|1.||The act of interlining.|
|2.||That which is interlined; a passage, word, or line inserted between lines already written or printed.|
INTERLINEATION, contracts, evidence. Writing between two lines.
2. Interlineations are made either before or after the execution of an instrument. Those made before should be noted previously to its execution; those made after are made either by the party in whose favor they are, or by strangers.

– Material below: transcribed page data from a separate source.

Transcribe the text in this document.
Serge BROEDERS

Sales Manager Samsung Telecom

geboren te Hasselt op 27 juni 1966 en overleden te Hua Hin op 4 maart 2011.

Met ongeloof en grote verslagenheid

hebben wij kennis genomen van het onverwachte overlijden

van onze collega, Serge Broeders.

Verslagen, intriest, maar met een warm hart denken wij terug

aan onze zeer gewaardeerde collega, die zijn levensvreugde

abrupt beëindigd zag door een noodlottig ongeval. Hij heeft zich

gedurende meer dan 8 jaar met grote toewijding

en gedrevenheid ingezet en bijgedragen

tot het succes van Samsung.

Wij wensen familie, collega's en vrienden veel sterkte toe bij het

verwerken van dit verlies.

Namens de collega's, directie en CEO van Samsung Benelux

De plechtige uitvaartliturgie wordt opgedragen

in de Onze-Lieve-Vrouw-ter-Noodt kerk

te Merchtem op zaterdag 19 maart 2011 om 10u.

3. When made by the party himself, whether the interlineation be material or immaterial, they render the deed void; 1 Gall. Rep. 71; unless made with the consent of the opposite party. Vide 11 Co. 27 a: 9 Mass. Rep. 307; 15 Johns. R. 293; 1 Dall. R. 57; 1 Halst. R. 215; but see 1 Pet. C. C. R. 364; 5 Har. & John; 41; 2 L. R. 290; 2 Ch. R. 410; 4 Bing. R. 123; Fitzg. 207, 223; Cov. on Conv. Ev. 22; 2 Barr. 191.
4. When the interlineation is made by a stranger, if it be immaterial, it will not vitiate the instrument, but if it be material, it will in general avoid it. Vide Cruise, Dig. tit. 32, c. 26, s. 8; Com. Dig. Fait, F 1.
5. The ancient rule, which is still said to be in force, is, that an alteration shall be presumed to have been made before the execution of the instrument. Vin. Ab. Evidence, Q, a 2; Id. Faits, U; 1 Swift's Syst. 310; 6 Wheat. R. 481; 1 Halst. 215. But other cases hold the presumption to be that a material interlineation was made after the execution of an instrument, unless the contrary be proved. 1 Dall. 67. This doctrine corresponds nearly with the rules of the canon law on this subject. The canonists have examined it with care. Vide 18 Pick. R. 172; Toull. Dr. Civ. Fr. liv. 3, t. 3, c. 4, n. 115, and article Erasure.